Longer and hiller for the athletes. Trails should always have a rewarding view along the way or end and be fun.
By promoting a snowshoe event at ski area, we are able to attract non-skiers and have a chance to hook them on a new sport.
This year we will have a special adventure course, ski to a trail-side cabin and switch to snowshoes.
Then off to some mountains tops and ice falls. Mixing the two has lots of benefits.
Hope a few of the ideas help with attracting skiers back south.
If anyone remembers how I groomed and maintained my ski trails in southern mich.
Yes, the snowshoe trails get the same treatment at Stokely.
I brush-saw, line trim, hand trim and shovel the trails on and around King Mtn. to perfection. All 25 km.
The trails have the same type of flow I used when building the Highland Rec. Mtn. Bike trails, always Fun.
And yes -----Go Dan Go
||Posted - Dec 29 2010 : 11:14:54 AM
remember the old wabos loppet? a train ride followed by a 30 km ski back to the Soo? That was fun; is it still on?
||Posted - Dec 29 2010 : 10:20:42 AM
PS: Hey, Don, whattaya think of my idea of having a Big Day Michigan Ski Touring Series, where folks meet several times a season to ski several majestic trail systems. These would be no-fee non-events. Meet early in the morning then ski a big 15-30 mile hiking trail, like the Manistee NCT or Pigeon/Shinglemill HCP or the Jordan Valley or Potto or Stinchfield or the Chandlers. --Cool destinations that don't get much attention otherwise (and which aren't on the race map). Use touring skis (or whatever), bring your own food and have an adventure with a buncha other folks. These days could be promoted and pumped up for the challenge but other than requiring skill and gumption have no barrier to entry. (I post about such things at the OYB site.)
||Posted - Dec 29 2010 : 10:12:01 AM
The Frosty also gets more EXPOSURE for ski racing.
There might be various barriers for some folks but ya gotta start with knowing about it, with seeing it, and a local event helps get the word out.
I think there needs to be a big feeder system of tourers, dayskiers, picknickers plus a visible/known sport outlet for those who want to race.
Then the events themselves need to have a dual aspect like the Vasa used to have, where 1/3 were racers and a big bulk were neighborhood people who just wanted to get out for a big party on the trail. Get the tourers into the races again. I think it really helps to have big, fun food stops (in longer events) -- and a chili feast afterward.
Back when the Vasa had lots of tourists, the food-stops were smorgasbords. I also recall when the food-stops started becoming more spartan. That would be a big turn-off to fun-folk. The hard-core carried their own potions or had helpers handing up special things. There was less demand for stopping, chatting, snacking, rewaxing, warming up around a bonfire. Perhaps a vicious cycle was involved of less fun at the food stops going with fewer tourists which resulted in even fewer tourists.

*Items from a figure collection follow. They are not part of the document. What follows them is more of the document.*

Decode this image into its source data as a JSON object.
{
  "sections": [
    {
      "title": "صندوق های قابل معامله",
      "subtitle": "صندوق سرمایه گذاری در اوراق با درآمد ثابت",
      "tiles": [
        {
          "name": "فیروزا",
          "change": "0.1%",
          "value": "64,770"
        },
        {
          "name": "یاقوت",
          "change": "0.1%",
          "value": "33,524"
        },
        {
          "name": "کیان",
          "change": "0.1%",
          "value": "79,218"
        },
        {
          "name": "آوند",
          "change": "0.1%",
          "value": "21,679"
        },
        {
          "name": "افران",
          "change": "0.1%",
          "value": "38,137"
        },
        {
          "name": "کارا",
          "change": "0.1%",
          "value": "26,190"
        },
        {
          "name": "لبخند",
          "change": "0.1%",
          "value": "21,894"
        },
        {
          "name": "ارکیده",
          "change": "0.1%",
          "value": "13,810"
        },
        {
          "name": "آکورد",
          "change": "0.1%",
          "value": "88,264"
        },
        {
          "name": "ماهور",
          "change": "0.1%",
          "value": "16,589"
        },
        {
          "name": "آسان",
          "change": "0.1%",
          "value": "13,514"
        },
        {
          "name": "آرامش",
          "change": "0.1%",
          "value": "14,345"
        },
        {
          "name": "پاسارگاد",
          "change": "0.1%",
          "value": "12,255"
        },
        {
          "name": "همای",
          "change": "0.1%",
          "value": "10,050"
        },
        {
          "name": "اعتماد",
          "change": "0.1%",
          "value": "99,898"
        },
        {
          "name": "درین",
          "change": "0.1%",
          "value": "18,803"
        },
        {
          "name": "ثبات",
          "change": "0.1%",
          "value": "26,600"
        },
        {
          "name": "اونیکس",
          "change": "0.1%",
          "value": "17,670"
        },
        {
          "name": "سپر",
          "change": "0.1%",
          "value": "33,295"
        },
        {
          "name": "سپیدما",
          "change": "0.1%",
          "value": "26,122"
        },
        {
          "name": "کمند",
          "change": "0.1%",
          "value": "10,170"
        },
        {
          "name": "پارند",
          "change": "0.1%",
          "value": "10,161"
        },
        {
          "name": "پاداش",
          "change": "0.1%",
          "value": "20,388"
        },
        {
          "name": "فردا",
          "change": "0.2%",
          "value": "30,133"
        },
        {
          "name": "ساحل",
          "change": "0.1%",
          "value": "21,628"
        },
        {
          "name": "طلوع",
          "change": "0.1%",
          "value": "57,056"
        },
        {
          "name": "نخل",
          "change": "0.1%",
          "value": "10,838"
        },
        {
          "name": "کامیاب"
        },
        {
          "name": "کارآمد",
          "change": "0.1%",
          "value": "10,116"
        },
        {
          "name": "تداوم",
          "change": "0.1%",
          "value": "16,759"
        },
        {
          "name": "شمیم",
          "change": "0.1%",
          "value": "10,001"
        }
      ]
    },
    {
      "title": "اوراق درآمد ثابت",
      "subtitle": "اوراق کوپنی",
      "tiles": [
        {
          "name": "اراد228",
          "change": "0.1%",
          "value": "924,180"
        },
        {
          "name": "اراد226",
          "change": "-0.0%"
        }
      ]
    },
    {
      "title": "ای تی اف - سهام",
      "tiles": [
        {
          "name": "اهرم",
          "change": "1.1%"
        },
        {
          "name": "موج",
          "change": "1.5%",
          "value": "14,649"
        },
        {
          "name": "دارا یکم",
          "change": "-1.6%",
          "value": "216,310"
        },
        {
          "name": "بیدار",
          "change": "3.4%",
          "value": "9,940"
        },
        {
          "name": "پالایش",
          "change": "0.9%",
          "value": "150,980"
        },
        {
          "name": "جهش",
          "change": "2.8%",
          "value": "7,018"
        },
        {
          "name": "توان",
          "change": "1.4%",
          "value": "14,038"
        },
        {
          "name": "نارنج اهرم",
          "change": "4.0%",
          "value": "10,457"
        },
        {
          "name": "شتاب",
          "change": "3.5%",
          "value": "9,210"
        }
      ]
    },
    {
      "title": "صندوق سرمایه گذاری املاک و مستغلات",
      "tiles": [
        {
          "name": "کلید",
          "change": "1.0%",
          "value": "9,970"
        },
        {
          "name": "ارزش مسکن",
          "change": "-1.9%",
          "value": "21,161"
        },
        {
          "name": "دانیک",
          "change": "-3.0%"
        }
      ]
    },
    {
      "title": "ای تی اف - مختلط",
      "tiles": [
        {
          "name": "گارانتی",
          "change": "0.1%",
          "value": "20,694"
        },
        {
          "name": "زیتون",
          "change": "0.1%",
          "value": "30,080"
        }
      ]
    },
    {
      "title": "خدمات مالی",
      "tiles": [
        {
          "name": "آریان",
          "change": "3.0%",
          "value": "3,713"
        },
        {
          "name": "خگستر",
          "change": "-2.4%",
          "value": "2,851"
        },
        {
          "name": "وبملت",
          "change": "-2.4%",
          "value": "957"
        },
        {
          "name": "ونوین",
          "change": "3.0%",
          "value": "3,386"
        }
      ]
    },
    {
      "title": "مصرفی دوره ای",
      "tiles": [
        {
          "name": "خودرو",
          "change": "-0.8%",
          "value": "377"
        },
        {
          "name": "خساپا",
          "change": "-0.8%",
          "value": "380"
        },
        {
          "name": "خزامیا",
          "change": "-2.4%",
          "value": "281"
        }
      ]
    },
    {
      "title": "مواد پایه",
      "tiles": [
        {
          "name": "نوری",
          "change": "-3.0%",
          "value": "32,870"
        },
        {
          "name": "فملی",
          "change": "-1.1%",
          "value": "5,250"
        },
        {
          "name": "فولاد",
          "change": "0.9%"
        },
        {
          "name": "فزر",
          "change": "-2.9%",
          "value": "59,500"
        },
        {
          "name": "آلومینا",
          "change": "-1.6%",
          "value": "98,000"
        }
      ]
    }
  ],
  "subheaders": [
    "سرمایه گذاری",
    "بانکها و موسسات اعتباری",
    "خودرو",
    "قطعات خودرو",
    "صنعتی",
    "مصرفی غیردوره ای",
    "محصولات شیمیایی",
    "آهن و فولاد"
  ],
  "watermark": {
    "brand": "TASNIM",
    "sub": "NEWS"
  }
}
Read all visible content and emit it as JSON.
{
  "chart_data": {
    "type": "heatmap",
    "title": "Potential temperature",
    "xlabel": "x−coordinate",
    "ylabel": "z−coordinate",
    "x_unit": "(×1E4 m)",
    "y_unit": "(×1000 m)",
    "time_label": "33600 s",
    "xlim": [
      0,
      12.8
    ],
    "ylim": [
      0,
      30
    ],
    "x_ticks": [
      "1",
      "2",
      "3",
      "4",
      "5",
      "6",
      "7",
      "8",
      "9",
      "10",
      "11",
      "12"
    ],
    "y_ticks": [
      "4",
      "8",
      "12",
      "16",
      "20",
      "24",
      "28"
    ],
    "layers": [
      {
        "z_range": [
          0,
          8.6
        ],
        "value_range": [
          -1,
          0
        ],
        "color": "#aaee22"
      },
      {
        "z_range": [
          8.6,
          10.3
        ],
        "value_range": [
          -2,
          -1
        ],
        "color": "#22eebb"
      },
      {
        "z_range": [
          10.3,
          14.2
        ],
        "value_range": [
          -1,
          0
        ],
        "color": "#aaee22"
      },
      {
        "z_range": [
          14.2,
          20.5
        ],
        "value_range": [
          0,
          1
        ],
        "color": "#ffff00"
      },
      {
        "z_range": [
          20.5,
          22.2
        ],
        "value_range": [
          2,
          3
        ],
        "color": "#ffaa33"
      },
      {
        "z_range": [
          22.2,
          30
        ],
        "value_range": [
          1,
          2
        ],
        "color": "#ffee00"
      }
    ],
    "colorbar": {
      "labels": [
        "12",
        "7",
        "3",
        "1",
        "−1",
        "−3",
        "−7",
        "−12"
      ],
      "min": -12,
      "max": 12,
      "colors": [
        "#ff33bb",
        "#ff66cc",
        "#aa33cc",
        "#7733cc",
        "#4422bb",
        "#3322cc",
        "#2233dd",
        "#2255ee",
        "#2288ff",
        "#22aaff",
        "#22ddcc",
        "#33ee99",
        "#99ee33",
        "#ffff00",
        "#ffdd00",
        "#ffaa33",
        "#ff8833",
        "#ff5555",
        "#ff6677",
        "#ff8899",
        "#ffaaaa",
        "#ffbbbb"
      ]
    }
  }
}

I note that the Women's Ski Tour on the Vasa trail got more (or comparable) skiers than the Vasa race -- and they only had one gender there! The fancy and fun food stops along the way did the trick.
Well, the Iceman is huge so skiing COULD draw laterally from other sports.
I'm still thinking the overhead entry-barrier needs to be brought WAY down.
||Posted - Dec 29 2010 : 09:42:08 AM
That's one of the reasons for the Frosty Freestyle race - get more kids and family's involved in a large metropolitan area.